Le Hamas a mis du retard. Il aurait pu
épargner aux Palestiniens de Gaza et de Cisjordanie les
souffrances qu'ils ont endurées pendant plus de 7 mois. Le
gouvernement d'union nationale que le Hamas a enfin accepté de
former était un choix disponible depuis que le mouvement a
remporté les dernières élections législatives. Mais le Hamas
avait alors refusé de faire preuve d'un minimum de flexibilité
permettant d'adopter un programme politique comme celui qu'il a
dernièrement accepté.
Ce programme ne sacrifie aucun des fondements
du mouvement. Il ne reconnaît pas l'existence d'Israël ni ne
renonce à la résistance. Tout ce qu'il devait accepter, et il
l'a enfin fait, c'est de reconnaître les accords sur lesquels
l'Autorité nationale s'était auparavant engagée. Or, ces accords
n'ont même pas besoin de reconnaissance puisqu'ils existent
effectivement, qu'ils soient appliqués ou non, tant qu'aucun des
2 parties n'a décidé de les annuler. Et puisque le Hamas ne
s'est pas attribué cette mission, d’autant plus qu'il ne peut le
faire sans l'accord de la présidence de l'Autorité palestinienne,
refuser de reconnaître les accords n'a aucune signification du
point de vue juridique. Mais au niveau de la réalité et du
quotidien, la situation est catégoriquement différente.

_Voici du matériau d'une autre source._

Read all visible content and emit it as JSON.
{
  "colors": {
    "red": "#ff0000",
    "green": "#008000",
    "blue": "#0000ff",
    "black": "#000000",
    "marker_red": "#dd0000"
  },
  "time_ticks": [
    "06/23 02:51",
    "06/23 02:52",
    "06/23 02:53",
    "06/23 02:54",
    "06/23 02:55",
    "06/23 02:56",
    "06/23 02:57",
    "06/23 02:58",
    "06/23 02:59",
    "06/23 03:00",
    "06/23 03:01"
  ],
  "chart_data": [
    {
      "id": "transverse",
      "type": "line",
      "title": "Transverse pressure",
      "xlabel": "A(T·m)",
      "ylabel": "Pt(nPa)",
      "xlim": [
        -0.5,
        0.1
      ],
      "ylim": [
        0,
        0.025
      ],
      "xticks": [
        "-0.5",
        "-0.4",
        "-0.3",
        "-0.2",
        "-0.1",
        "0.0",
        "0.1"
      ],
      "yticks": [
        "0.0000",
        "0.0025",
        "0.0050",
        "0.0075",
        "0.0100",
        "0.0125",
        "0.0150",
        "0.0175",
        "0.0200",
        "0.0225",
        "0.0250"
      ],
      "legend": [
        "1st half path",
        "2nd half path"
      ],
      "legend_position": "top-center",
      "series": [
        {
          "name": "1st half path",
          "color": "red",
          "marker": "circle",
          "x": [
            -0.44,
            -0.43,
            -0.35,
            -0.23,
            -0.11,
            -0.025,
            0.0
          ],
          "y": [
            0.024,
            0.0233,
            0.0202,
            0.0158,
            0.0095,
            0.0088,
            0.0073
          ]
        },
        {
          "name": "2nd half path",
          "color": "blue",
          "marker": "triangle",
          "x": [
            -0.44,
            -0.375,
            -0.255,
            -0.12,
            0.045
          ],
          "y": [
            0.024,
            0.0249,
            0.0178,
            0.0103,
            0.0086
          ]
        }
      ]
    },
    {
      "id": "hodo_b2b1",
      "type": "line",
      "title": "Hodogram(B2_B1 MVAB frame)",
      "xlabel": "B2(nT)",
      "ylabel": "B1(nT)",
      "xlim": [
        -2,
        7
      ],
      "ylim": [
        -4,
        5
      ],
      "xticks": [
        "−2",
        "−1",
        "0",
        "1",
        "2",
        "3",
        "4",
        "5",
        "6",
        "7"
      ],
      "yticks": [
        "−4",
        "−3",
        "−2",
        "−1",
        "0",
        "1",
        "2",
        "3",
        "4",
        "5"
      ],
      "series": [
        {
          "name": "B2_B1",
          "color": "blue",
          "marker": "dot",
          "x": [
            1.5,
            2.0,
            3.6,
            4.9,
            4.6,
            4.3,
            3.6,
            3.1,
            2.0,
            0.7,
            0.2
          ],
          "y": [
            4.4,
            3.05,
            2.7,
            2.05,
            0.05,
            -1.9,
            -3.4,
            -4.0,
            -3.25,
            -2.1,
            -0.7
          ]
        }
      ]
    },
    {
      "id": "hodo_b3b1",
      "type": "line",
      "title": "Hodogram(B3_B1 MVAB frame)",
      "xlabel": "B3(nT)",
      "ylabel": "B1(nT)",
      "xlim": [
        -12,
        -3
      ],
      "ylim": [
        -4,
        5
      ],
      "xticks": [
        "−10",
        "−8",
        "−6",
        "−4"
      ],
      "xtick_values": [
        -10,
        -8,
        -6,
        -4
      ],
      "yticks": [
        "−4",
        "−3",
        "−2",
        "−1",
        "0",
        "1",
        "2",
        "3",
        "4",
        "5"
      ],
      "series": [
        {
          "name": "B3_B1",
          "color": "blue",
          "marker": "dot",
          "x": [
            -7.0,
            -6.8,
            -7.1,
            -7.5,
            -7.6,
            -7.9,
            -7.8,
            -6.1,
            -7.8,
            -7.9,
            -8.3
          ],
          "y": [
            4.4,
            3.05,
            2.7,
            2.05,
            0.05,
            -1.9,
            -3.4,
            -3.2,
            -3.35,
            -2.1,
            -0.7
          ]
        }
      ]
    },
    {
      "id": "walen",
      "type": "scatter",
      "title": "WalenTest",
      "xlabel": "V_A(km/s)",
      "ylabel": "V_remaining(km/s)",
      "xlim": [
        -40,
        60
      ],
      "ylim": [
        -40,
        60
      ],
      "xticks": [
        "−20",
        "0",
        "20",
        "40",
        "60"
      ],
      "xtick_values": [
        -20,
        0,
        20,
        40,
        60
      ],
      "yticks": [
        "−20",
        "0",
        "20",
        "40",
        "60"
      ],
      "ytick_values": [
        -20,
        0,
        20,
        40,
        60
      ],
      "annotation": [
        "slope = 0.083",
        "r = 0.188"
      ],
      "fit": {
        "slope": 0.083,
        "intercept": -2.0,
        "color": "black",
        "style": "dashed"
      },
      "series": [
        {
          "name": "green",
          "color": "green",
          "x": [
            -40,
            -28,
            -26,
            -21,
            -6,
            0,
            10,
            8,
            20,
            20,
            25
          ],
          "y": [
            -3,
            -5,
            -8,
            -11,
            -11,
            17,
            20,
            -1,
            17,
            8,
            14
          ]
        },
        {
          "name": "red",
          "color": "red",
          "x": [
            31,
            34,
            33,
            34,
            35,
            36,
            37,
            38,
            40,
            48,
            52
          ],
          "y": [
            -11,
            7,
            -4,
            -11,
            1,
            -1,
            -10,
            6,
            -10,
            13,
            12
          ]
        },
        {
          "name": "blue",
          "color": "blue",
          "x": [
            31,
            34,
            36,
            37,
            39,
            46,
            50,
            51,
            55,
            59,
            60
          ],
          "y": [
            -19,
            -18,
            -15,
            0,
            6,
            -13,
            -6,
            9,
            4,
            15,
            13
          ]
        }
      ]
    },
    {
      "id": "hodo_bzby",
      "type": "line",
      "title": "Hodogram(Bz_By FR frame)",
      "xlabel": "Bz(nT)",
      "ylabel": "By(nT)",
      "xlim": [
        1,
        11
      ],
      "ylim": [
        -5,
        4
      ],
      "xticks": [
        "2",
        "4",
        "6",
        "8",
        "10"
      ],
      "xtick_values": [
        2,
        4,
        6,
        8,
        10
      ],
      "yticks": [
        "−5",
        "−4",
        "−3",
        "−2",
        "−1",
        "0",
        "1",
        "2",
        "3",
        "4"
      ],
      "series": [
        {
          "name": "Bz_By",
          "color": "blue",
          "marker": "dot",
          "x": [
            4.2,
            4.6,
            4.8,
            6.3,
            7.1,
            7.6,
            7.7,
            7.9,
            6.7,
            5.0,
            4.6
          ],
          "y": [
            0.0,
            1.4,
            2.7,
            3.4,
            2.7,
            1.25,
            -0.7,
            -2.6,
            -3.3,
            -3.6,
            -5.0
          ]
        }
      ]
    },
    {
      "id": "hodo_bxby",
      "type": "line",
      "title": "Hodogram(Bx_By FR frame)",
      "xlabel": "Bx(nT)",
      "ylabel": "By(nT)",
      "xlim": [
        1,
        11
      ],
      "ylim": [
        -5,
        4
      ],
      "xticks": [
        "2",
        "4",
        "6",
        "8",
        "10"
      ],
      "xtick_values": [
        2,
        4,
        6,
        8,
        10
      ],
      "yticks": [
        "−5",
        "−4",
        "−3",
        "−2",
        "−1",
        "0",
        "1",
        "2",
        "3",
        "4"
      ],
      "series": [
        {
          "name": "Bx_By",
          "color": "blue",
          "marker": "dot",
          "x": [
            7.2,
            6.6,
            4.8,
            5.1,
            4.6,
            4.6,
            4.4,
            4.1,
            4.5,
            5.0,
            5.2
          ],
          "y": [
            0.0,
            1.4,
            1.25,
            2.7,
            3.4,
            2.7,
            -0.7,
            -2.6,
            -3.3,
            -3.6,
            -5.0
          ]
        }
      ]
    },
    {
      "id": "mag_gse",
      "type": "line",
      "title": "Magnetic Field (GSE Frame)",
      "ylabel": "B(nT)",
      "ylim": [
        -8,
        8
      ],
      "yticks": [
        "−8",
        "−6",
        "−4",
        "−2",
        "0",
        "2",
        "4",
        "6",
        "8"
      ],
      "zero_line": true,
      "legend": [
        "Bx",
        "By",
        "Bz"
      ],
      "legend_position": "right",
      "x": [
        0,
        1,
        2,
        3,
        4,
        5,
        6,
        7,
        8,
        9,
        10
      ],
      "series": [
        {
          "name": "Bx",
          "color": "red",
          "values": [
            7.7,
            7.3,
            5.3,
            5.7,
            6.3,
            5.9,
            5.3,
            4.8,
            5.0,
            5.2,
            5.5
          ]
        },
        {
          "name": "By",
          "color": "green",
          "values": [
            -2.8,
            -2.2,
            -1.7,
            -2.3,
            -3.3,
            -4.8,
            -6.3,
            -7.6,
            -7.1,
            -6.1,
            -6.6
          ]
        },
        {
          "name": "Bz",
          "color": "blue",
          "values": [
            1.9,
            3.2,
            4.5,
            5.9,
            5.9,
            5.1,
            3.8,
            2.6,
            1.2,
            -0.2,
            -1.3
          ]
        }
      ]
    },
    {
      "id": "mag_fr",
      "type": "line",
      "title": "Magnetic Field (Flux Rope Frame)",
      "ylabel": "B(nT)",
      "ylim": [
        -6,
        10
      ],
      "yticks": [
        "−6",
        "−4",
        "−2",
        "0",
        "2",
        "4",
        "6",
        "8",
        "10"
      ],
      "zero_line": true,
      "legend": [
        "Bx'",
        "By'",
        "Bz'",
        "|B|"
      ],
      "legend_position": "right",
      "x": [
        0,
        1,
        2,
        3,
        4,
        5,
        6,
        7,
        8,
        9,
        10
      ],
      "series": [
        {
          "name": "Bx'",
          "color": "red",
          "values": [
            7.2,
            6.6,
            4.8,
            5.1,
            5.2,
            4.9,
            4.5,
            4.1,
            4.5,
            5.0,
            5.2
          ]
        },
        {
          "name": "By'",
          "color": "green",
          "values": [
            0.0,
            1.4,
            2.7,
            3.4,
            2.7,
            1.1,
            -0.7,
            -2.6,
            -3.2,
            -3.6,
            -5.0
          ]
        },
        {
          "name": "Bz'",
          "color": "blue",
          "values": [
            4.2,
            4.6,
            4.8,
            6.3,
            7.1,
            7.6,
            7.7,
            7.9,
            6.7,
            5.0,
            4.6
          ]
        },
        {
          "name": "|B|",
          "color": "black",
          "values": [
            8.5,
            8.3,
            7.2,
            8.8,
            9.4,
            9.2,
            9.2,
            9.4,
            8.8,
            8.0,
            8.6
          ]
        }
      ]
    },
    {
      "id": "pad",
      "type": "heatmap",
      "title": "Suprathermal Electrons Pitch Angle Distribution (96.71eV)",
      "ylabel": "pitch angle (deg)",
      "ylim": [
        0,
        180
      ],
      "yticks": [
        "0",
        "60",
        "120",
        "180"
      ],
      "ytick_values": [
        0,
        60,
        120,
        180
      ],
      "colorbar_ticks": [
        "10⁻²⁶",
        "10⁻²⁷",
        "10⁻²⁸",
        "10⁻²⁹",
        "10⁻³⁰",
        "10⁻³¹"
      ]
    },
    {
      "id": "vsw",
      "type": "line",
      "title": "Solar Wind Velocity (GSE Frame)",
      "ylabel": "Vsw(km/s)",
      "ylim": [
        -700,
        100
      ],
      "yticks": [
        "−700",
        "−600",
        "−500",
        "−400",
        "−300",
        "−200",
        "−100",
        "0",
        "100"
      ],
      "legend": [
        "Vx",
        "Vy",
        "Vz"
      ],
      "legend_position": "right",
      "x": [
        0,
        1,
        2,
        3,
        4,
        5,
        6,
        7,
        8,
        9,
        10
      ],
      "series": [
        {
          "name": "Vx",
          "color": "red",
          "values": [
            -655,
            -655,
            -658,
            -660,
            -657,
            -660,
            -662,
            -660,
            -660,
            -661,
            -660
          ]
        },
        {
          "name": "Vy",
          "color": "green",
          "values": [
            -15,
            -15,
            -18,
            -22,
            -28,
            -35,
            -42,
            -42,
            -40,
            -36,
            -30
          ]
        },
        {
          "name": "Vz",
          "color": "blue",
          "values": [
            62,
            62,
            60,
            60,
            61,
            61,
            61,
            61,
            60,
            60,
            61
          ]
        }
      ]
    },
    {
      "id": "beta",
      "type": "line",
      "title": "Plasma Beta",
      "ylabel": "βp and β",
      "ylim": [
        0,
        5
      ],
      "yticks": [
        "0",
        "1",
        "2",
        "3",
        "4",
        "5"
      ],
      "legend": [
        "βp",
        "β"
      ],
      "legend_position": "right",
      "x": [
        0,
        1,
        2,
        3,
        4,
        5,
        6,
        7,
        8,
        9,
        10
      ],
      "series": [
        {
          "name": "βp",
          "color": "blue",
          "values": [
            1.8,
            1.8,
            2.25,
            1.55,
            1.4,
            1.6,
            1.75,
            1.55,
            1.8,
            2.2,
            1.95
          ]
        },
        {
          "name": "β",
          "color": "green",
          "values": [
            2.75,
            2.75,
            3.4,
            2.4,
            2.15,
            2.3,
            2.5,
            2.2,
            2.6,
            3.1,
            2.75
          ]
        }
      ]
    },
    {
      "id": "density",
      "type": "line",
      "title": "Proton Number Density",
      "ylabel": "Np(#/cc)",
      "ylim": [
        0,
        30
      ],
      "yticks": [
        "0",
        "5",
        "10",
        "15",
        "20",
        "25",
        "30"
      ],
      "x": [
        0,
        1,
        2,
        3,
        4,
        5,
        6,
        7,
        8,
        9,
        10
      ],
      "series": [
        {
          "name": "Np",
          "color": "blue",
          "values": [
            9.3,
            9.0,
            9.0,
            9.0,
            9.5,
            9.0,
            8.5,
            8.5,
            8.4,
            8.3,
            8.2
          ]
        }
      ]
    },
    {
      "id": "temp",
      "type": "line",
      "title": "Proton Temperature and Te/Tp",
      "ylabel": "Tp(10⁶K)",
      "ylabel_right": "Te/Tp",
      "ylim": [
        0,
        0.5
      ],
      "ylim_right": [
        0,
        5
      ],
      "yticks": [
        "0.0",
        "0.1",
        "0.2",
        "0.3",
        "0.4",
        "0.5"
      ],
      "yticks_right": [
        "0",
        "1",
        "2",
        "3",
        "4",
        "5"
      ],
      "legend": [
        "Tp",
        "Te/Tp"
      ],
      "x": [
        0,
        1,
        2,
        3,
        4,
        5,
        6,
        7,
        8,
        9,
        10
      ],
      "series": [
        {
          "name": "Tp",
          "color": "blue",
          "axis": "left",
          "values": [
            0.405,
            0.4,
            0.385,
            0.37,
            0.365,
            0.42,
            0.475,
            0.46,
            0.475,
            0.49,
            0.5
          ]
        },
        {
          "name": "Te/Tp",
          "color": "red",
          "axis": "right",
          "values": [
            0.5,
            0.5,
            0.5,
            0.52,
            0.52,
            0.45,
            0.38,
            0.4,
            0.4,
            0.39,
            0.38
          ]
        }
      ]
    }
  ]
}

En effet, le peuple palestinien a payé cher
le prix de la non reconnaissance par le Hamas des accords déjà
conclus. Un isolement international total a été imposé au
gouvernement palestinien. Le pire est que les ressources
financières de l'Autorité palestinienne, qui compte
essentiellement sur des fonds extérieurs, ont été interrompues.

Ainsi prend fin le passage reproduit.